Asimov, ancora, viveva in un’epoca in cui la definizione di analfabetismo funzionale non era stata ancora ufficializzata dall’UNESCO, e per conoscere i fatti e avere un’opinione era necessario leggere almeno un giornale; un libro; un’enciclopedia. Fare almeno la fatica di andare in una libreria o in una biblioteca. Oggi, nel momento in cui il sapere è a portata di mouse e di click, è ancora più facile illudersi di avere una cultura, solo perché da un sito web abbiamo fatto nostra una fase accattivante. E quindi ci opporremo all’introduzione dei numeri arabi nelle nostre scuole (è una battuta, non sia mai).
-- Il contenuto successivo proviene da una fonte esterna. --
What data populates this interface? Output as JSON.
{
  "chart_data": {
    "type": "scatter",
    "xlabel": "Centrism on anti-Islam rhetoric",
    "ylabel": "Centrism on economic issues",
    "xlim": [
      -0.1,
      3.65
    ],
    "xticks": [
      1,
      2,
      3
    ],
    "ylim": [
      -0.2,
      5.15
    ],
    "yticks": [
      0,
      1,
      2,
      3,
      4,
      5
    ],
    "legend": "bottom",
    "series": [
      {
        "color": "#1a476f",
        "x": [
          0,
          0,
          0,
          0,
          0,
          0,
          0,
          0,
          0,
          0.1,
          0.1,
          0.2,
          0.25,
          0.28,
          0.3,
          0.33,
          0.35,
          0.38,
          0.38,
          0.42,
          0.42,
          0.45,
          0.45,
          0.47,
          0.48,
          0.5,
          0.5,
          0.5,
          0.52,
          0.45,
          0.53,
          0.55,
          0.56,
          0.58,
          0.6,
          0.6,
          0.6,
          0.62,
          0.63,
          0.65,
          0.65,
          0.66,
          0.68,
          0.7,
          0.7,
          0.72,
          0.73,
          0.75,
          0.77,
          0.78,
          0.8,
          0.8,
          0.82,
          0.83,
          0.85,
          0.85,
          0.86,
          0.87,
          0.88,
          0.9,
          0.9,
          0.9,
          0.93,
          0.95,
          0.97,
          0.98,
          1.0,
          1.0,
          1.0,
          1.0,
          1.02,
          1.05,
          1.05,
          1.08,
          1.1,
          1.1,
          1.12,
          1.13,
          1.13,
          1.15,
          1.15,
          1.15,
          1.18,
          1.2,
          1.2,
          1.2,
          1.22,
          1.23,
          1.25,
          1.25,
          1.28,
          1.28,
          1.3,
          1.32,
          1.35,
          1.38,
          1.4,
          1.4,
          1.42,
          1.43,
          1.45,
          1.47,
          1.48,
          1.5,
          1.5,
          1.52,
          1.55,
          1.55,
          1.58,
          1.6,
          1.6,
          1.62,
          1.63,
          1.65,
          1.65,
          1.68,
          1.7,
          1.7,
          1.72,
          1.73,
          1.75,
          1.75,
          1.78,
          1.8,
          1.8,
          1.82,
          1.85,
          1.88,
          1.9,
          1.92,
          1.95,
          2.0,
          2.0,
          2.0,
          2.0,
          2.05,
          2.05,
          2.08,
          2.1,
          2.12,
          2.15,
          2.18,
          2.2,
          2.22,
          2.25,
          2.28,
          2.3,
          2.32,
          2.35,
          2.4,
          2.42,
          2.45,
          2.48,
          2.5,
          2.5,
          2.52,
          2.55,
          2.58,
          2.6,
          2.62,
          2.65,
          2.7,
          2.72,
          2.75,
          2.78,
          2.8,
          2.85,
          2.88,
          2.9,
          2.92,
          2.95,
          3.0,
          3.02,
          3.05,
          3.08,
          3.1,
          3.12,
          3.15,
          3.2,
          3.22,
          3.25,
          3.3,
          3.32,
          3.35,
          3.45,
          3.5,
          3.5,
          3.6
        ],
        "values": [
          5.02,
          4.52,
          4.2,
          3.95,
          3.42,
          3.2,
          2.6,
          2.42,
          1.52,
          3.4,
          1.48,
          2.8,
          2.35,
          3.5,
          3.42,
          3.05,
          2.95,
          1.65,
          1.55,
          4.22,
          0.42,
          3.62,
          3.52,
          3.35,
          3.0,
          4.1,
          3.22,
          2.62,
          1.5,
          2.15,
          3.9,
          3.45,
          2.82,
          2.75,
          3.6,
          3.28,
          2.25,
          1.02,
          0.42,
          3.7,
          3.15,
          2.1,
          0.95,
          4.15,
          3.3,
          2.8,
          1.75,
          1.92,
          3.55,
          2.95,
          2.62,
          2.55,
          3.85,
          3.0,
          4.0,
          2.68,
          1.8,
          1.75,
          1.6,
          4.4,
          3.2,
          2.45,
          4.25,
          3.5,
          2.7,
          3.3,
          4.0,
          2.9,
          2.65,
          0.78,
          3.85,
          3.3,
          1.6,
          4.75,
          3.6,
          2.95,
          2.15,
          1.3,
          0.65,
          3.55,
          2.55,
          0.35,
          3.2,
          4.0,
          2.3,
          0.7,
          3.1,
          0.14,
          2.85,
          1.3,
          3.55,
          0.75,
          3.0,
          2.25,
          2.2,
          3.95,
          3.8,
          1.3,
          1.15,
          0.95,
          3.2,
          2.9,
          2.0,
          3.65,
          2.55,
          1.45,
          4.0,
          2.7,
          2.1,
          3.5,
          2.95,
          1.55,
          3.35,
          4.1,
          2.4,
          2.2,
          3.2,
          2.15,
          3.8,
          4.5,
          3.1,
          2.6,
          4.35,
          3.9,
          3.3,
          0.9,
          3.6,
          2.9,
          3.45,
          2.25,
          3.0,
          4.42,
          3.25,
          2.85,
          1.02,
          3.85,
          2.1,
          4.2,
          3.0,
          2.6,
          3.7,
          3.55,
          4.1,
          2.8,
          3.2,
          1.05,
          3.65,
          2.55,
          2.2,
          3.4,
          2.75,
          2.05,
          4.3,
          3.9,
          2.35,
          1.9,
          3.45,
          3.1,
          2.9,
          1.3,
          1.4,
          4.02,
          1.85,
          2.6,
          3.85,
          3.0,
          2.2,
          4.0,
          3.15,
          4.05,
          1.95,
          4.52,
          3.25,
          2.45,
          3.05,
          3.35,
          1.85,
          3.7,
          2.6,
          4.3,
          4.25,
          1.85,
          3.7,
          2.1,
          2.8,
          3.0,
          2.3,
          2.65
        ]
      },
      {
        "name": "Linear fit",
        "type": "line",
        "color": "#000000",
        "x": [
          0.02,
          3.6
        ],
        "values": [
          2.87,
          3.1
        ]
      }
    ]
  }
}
Il problema, sempre per dirla con lo scrittore che ci ha fatto conoscere vera scienza, e fatto sognare i suoi mondi futuribili, non è andare a toccare il diritto di sapere, ma far sì che la gente sia in grado di leggere! E aggiungiamo qui, di capire. Non è semplice per la generazione che scrive xké (invece di perché).
In ogni caso, già prima di Asimov, l’avvertimento ci era stato dato da Malcolm X; “Education is our passport to the future, for tomorrow belongs to the people who prepare for it today.” Education va tradotto con “istruzione”; un qualcosa che, mi spiace per chi non li ascolta, è compito dei professoroni.